To understand how the big email providers handle large SPF records, we did a small experiment. We expanded our SPF record by adding unknown modifiers (which should be ignored by SPF validators) and observed the responses from Gmail, Outlook.com, and Yahoo Mail. Interestingly, none of the email services appeared to impose a limit on the size of the SPF record. Our SPF record was successfully retrieved and validated even after expanding it to the 65535-byte TCP packet size limit.

Next, we created SPF records with different numbers of ip4 and ip6 mechanisms. While Outlook.com and Yahoo Mail again accepted all our records without issue, Gmail only checked the first 101 mechanisms. If none of those matched, it gave up and produced a neutral result. This suggests that it’s probably best to keep your SPF record to at most 101 mechanisms.

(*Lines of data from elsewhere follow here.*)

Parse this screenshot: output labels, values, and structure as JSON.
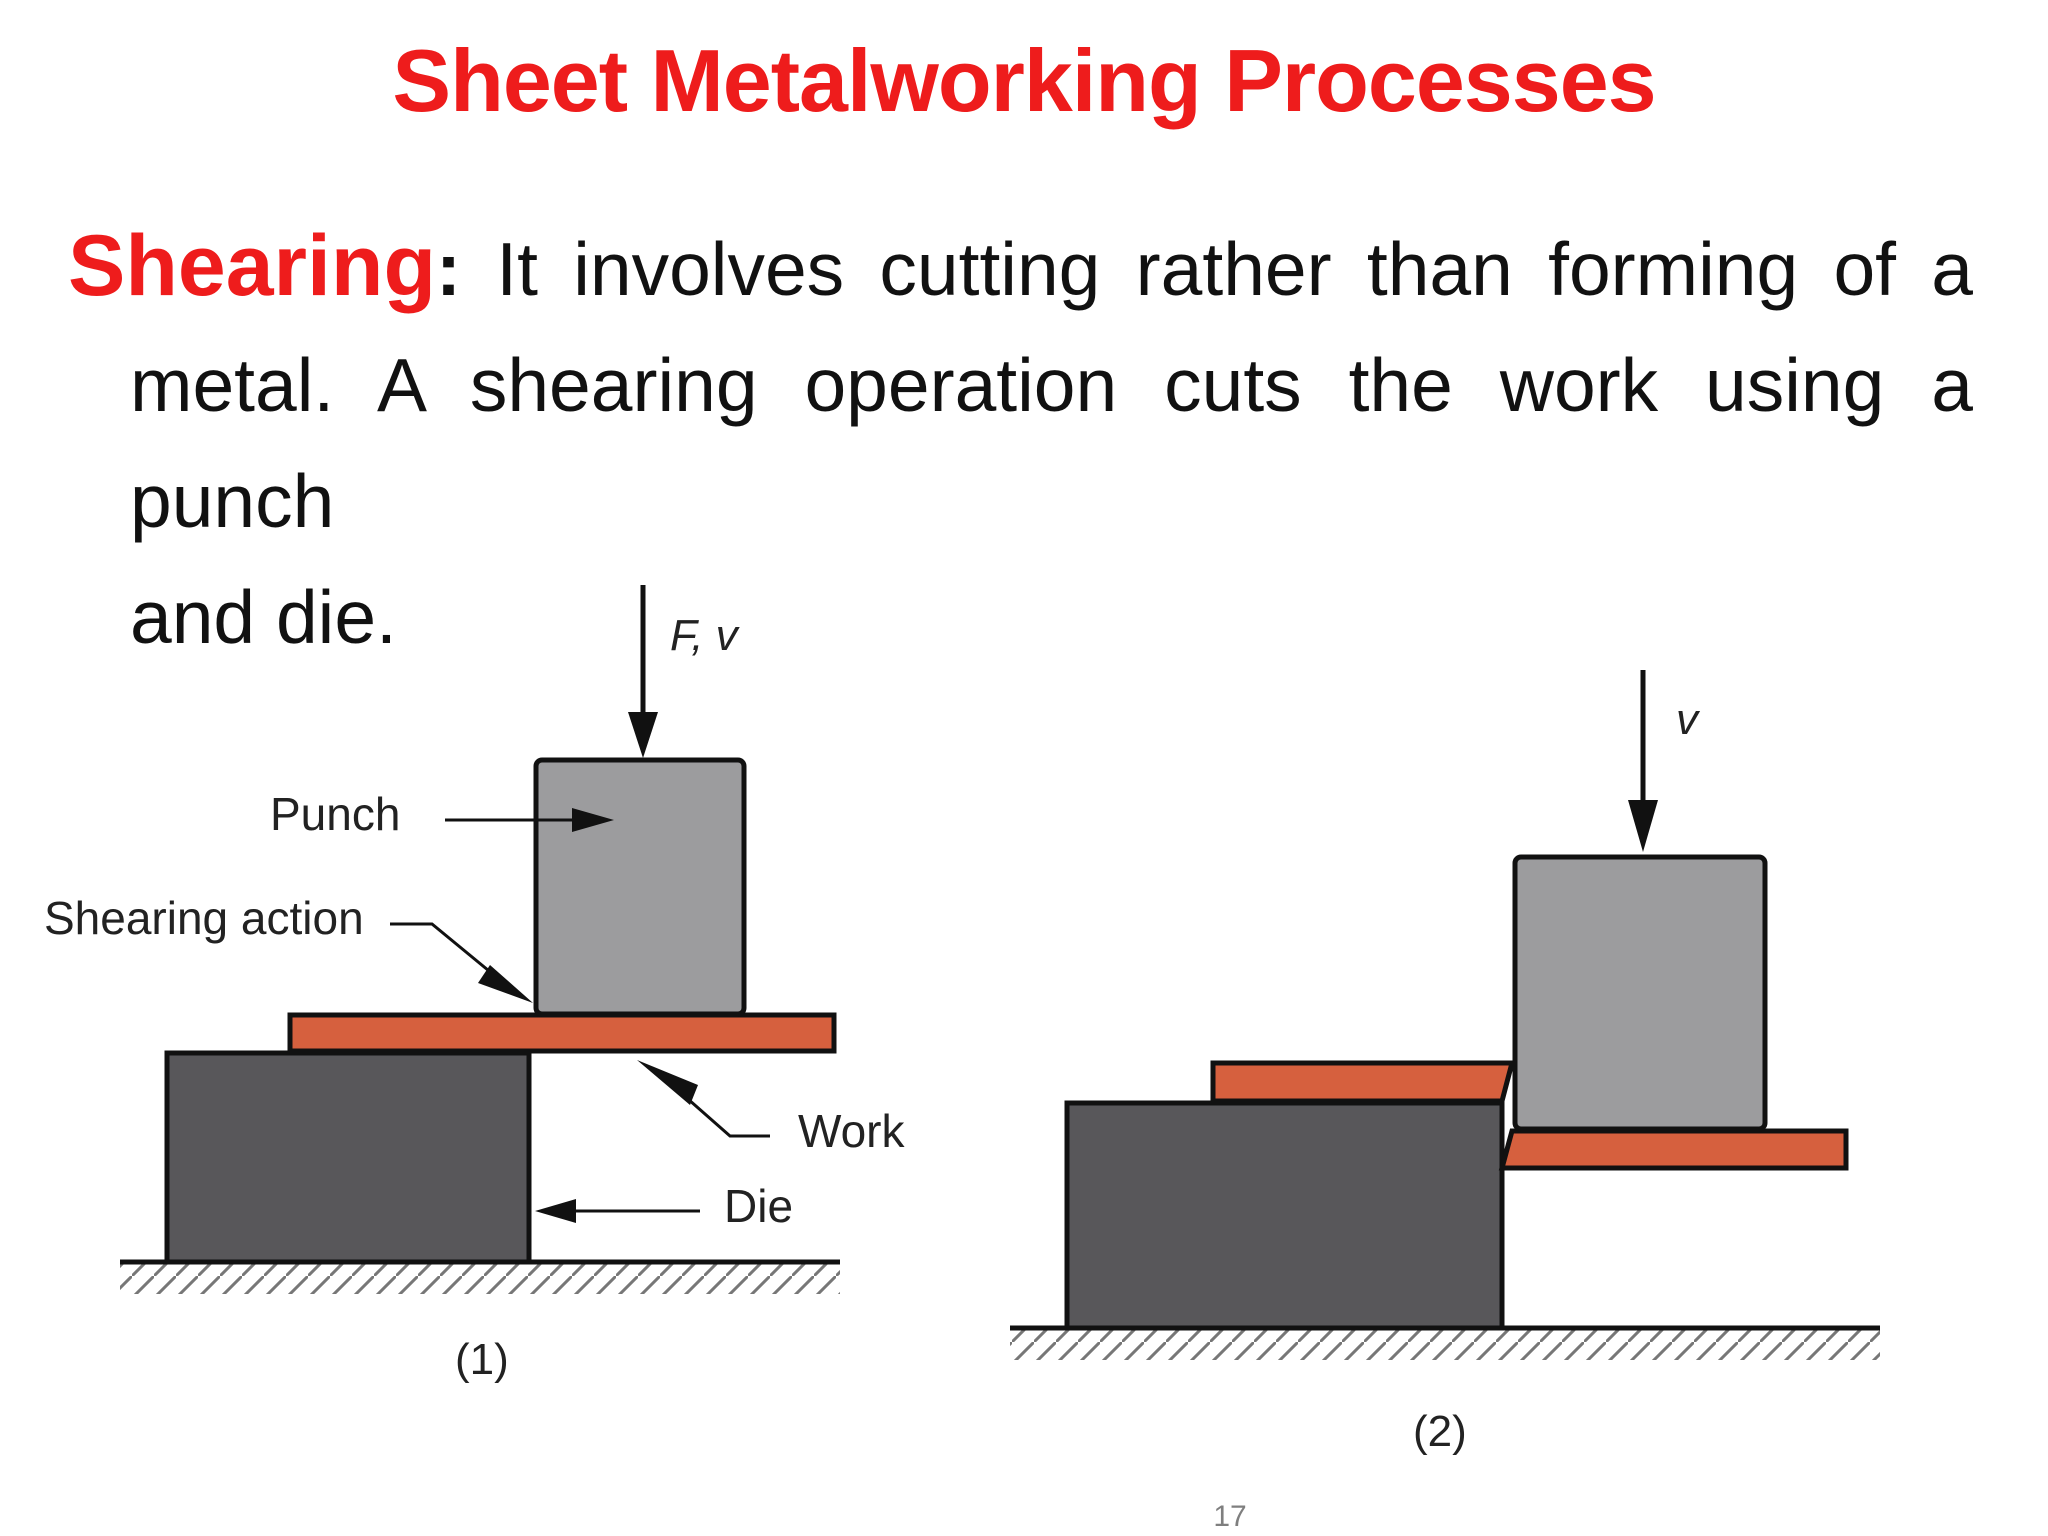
{
  "slide": {
    "title": "Sheet Metalworking Processes",
    "page_number": "17"
  },
  "paragraph": {
    "term": "Shearing",
    "colon": ":",
    "line1_rest": " It involves cutting rather than forming of a",
    "line2": "metal. A shearing operation cuts the work using a punch",
    "line3": "and die."
  },
  "figure": {
    "panel1": {
      "force_label": "F, v",
      "punch_label": "Punch",
      "shearing_action_label": "Shearing action",
      "work_label": "Work",
      "die_label": "Die",
      "caption": "(1)"
    },
    "panel2": {
      "velocity_label": "v",
      "caption": "(2)"
    }
  },
  "colors": {
    "title_red": "#ee1c1c",
    "punch_gray": "#9c9c9e",
    "die_dark": "#58575a",
    "work_orange": "#d6603e",
    "outline": "#111111"
  }
}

What can I do to shorten my SPF record?

If you need to streamline your SPF record, here are a few strategies you might find useful:

• Opt for IP ranges rather than enumerating each individual IP address of your mail servers. For example, ip4:192.168.0.1/24 covers all IP addresses from 192.168.0.1 to 192.168.0.255. If you’re already using IP ranges, ensure there’s no redundancy or overlap.
• Break down your record into smaller sections, assign these sections to SPF-specific subdomains, and then reference them in your primary domain’s SPF record. For instance, create an SPF record for the subdomain _spf1.example.com containing part of your SPF mechanisms, and another for _spf2.example.com with the rest. Your main domain’s SPF record could then be v=spf1 include:_spf1.example.com include:_spf2.example.com -all.
• Consider removing unnecessary TXT records from your domain. Many domains accumulate verification tokens and records for services no longer in use. Cleaning these up can make more room for your SPF record.
• For those looking for a more advanced solution, using macros can significantly shorten an SPF record. An example is v=spf1 exists:%{i}._spf.example.com -all, which contains the %{i} macro. This macro dynamically replaces itself with the sender’s IP address. For instance, if 192.168.0.1 sends an email, the exists mechanism will verify if a corresponding subdomain 192.168.0.1._spf.example.com exists by checking for an A record.